What worries the market even more is that CoreWeave expects capital expenditures of $30–35 billion in 2026, far above the $10.31 billion in 2025. This huge capital outlay has raised concerns about the risk of significant short-term losses.

Agrawal disclosed that by the end of 2025, the company’s backlog revenue increased to $66.8 billion, more than four times the beginning of the year.

DA Davidson analyst Alexander Platt noted that CoreWeave is still working to address ongoing challenges related to backlog risks, debt obligations, and capital costs.

Reasons Behind Massive Capital Spending

As a cloud computing infrastructure company backed by Nvidia, CoreWeave’s core business model involves deploying Nvidia GPUs across dozens of data centers and leasing computing power to enterprise clients and AI model developers for training and running large language models.

For CoreWeave, the key to AI infrastructure leasing isn’t just signing contracts but also maintaining stable delivery of GPUs and electricity resources.
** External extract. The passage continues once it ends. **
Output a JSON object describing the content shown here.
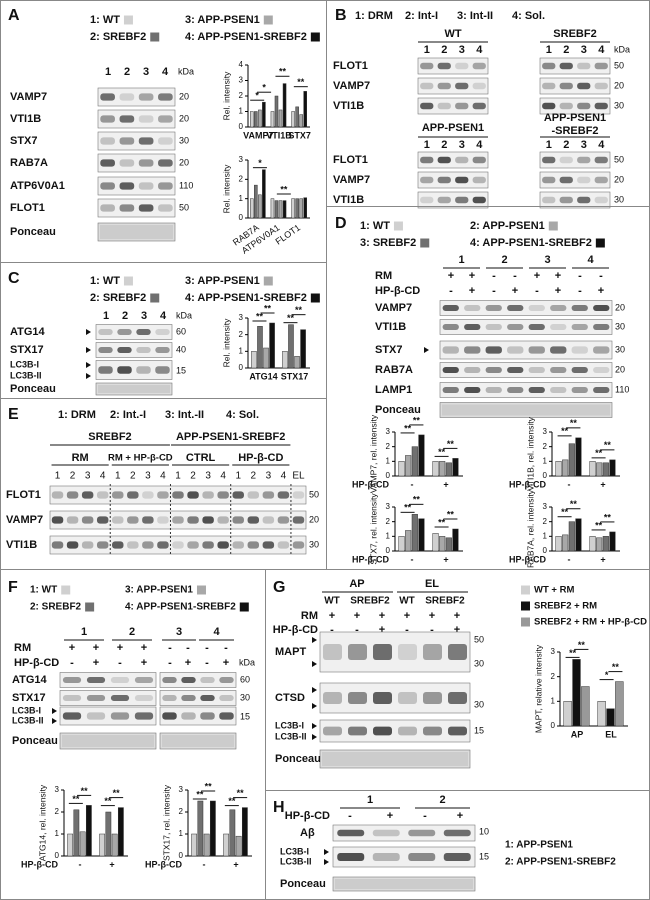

By the end of 2025, CoreWeave operated 43 active data centers with an active power capacity of 850 MW, while contractual capacity was 3.1 GW. Analysts previously estimated active capacity at around 827 MW.

The company plans to have over 1.7 GW of active power capacity by the end of 2026, exceeding the analysts’ average expectation of 1.59 GW, and by 2030, it aims to surpass its contractual capacity, exceeding 5 GW.

CEO Mike Intrator stated during the earnings call, “We see demand across the entire economy continuously growing, and the source is no longer limited to the initial large cloud service providers and foundational models. Now, this demand is exploding in the enterprise sector. We see more and more new entrants investing in the infrastructure they need.”

Intrator added, “We have decided to accelerate our build-out and scale further because our customers are eager to get more infrastructure faster. To increase capacity, they are willing to accept short-term profit losses.”

It’s worth noting that recent massive capital expenditures by AI giants have become a major risk factor troubling the U.S. stock market. Tech giants like Microsoft and Meta have expanded aggressively into AI, leading to significant stock declines, and CoreWeave has not been immune.